Keluarga merupakan sistem sosial terkecil yang telah memiliki
tujuan, struktur, nilai dan norma, pola kepemimpinan, serta pola interaksi yang
khas di dalamnya. Sistem tersebut merupakan komponen utama yang mempengaruhi
kehidupan masing-masing anggota keluarga. Di dalam sistem keluarga yang terdiri
dari orang tua dan anak, sikap dan kebiasaan orang tua ikut mempengaruhi
perkembangan sosial anak. Hal ini berkaitan dengan fungsi keluarga sebagai
tempat sosialisasi pertama sekaligus peletak dasar nilai dan perilaku yang
dimiliki seorang anak. Apalagi orang tua merupakan pemimpin bagi anak dalam
sebuah keluarga. Pola kepemimpinan dari orang tua akan berdampak pada pola
interaksi antaranggota keluarga. Akibatnya, anak diarahkan bertingkah laku
sesuai dengan aturan dan cara-cara tertentu yang akan mempengaruhi kepribadian
serta sikapnya.
Dalam kehidupan nyata sehari-hari, ditemukan berbagai
sikap dan kebiasaan orang tua yang dapat dikelompokkan berdasarkan pola
kepemimpinan dan pola interaksi yang terjalin di dalamnya. Kenyataannya, sikap
dan kebiasaan orang tua memberikan pengaruh yang cukup berarti pada kepribadian
sosial yang dimiliki anak. Fakta ini pun telah dibuktikan oleh beberapa ilmuwan
di bidang sosiologi, seperti Lewin Lippit and
White, Mueller, Watson, Frenkel-Brunswik, dan Baldwin. Bentuk pengaruh tersebut
dapat dijelaskan sebagai berikut.
a.
Sikap otoriter
Orang tua yang bersikap
otoriter melakukan pengawasan yang ketat terhadap anak, memberikan banyak
perintah dan larangan terhadap anak tanpa memberikan kesempatan berinisiatif.

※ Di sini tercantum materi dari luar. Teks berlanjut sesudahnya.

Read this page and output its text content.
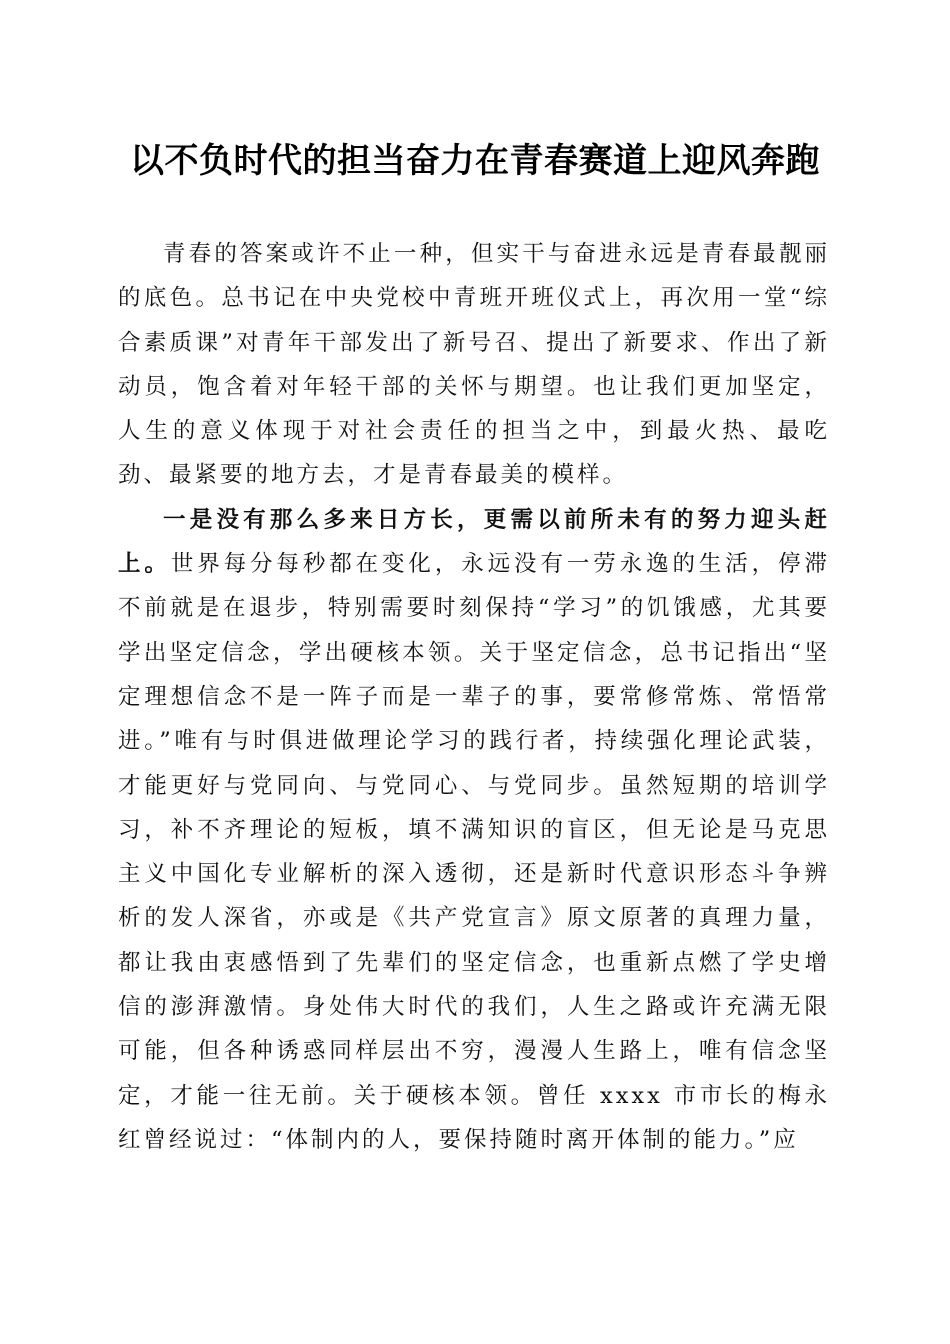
以不负时代的担当奋力在青春赛道上迎风奔跑

青春的答案或许不止一种，但实干与奋进永远是青春最靓丽的底色。总书记在中央党校中青班开班仪式上，再次用一堂“综合素质课”对青年干部发出了新号召、提出了新要求、作出了新动员，饱含着对年轻干部的关怀与期望。也让我们更加坚定，人生的意义体现于对社会责任的担当之中，到最火热、最吃劲、最紧要的地方去，才是青春最美的模样。

一是没有那么多来日方长，更需以前所未有的努力迎头赶上。世界每分每秒都在变化，永远没有一劳永逸的生活，停滞不前就是在退步，特别需要时刻保持“学习”的饥饿感，尤其要学出坚定信念，学出硬核本领。关于坚定信念，总书记指出“坚定理想信念不是一阵子而是一辈子的事，要常修常炼、常悟常进。”唯有与时俱进做理论学习的践行者，持续强化理论武装，才能更好与党同向、与党同心、与党同步。虽然短期的培训学习，补不齐理论的短板，填不满知识的盲区，但无论是马克思主义中国化专业解析的深入透彻，还是新时代意识形态斗争辨析的发人深省，亦或是《共产党宣言》原文原著的真理力量，都让我由衷感悟到了先辈们的坚定信念，也重新点燃了学史增信的澎湃激情。身处伟大时代的我们，人生之路或许充满无限可能，但各种诱惑同样层出不穷，漫漫人生路上，唯有信念坚定，才能一往无前。关于硬核本领。曾任 xxxx 市市长的梅永红曾经说过：“体制内的人，要保持随时离开体制的能力。”应
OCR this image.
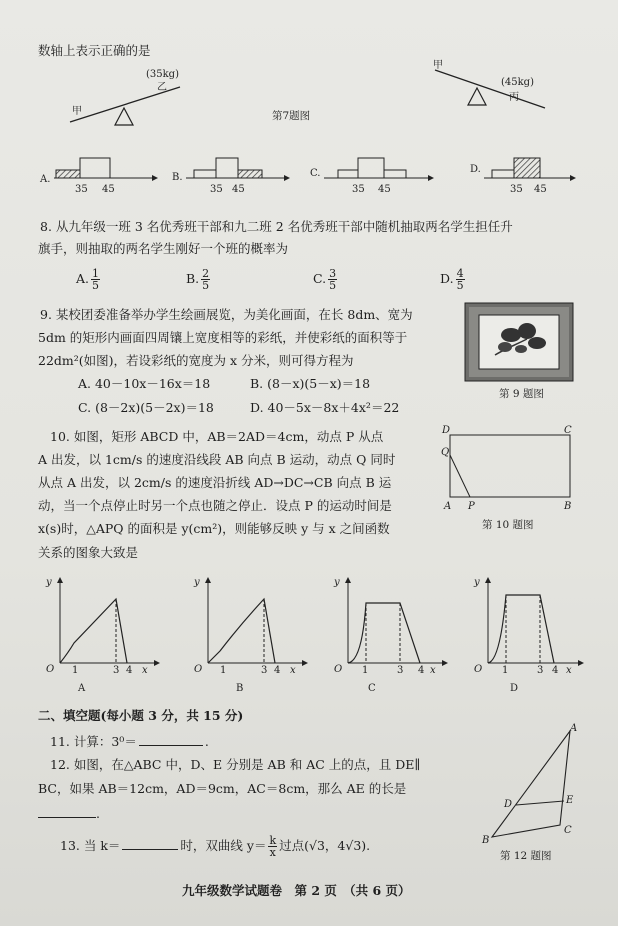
数轴上表示正确的是
甲
乙
(35kg)
甲
丙
(45kg)
第7题图
A.
35 45
B.
35 45
C.
35 45
D.
35 45
8. 从九年级一班 3 名优秀班干部和九二班 2 名优秀班干部中随机抽取两名学生担任升
旗手，则抽取的两名学生刚好一个班的概率为
A. $\frac{1}{5}$	B. $\frac{2}{5}$	C. $\frac{3}{5}$	D. $\frac{4}{5}$
9. 某校团委准备举办学生绘画展览，为美化画面，在长 8dm、宽为
5dm 的矩形内画面四周镶上宽度相等的彩纸，并使彩纸的面积等于
22dm²(如图)，若设彩纸的宽度为 x 分米，则可得方程为
A. 40－10x－16x＝18	B. (8－x)(5－x)＝18
C. (8－2x)(5－2x)＝18	D. 40－5x－8x＋4x²＝22
第 9 题图
10. 如图，矩形 ABCD 中，AB＝2AD＝4cm，动点 P 从点
A 出发，以 1cm/s 的速度沿线段 AB 向点 B 运动，动点 Q 同时
从点 A 出发，以 2cm/s 的速度沿折线 AD→DC→CB 向点 B 运
动，当一个点停止时另一个点也随之停止．设点 P 的运动时间是
x(s)时，△APQ 的面积是 y(cm²)，则能够反映 y 与 x 之间函数
关系的图象大致是
D	C
Q
A P	B
第 10 题图
y
O 1	3 4 x
A
y
O 1	3 4 x
B
y
O 1	3 4 x
C
y
O 1	3 4 x
D
二、填空题(每小题 3 分，共 15 分)
11. 计算：3⁰＝	.
12. 如图，在△ABC 中，D、E 分别是 AB 和 AC 上的点，且 DE∥
BC，如果 AB＝12cm，AD＝9cm，AC＝8cm，那么 AE 的长是
.
A
B
C
D	E
第 12 题图
13. 当 k＝	时，双曲线 $y= \frac{k}{x}$ 过点(√3，4√3).
九年级数学试题卷　第 2 页　（共 6 页）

Akibatnya anak dapat bersikap sering melawan atau bisa juga sebaliknya, anak
cenderung pasif dan kurang inisiatif karena terbiasa diatur. Anak menjadi
kurang pandai mengatur kegiatan serta mudah cemas dn putus asa dalam melakukan
suatu usaha.
Contoh: seorang anak dilarang
secara sepihak oleh orang tua untuk bermain atau keluar pada malam hari. Suatu
ketika, karena keinginan yang kuat, anak pergi diam-diam tanpa izin orang tua
atau berbohong dengan berbagai alasan untuk bisa keluar malam bersama
teman-temannya.
b.
Sikap demokratis
Orang tua yang bersikap
demokratis selalu mengutamakan musyawarah dalam membahas berbagai persoalan.
Orang tua memberikan kesempatan kepada anak untuk berinisiatif memberikan
pendapat dan masukan terhadap keputusan yang diambil. Dengan sikap ini, anak
lebih merasa dihargai dan memiliki sikap toleransi yang tinggi. Anak menjadi
lebih mudah mengungkapkan gagasan tanpa merasa takut.
Contoh: orang tua melakukan
musyawarah dengan anaknya tentang peraturan jam malam. Dari musyawarah tersebut
diputuskan anak boleh keluar malam dengan alasan yang jelas. Selain itu, batas
jam malam hanya sampai pukul sepuluh. Anak merasa diberi kepercayaan dan
tanggung jawab dalam hal ini, sehingga sebisa mungkin ia akan mematuhinya.
c.
Sikap terlalu melindungi atau memanjakan
Orang tua dengan sikap ini
selalu berhati-hati dan cemas dengan keadaan anaknya. Orang tua selalu
memastikan bahwa anak dalam kondisi aman jauh dari bahaya. Kondisi ini
menyebabkan orang tua membantu anak secara berlebihan dalam segala hal.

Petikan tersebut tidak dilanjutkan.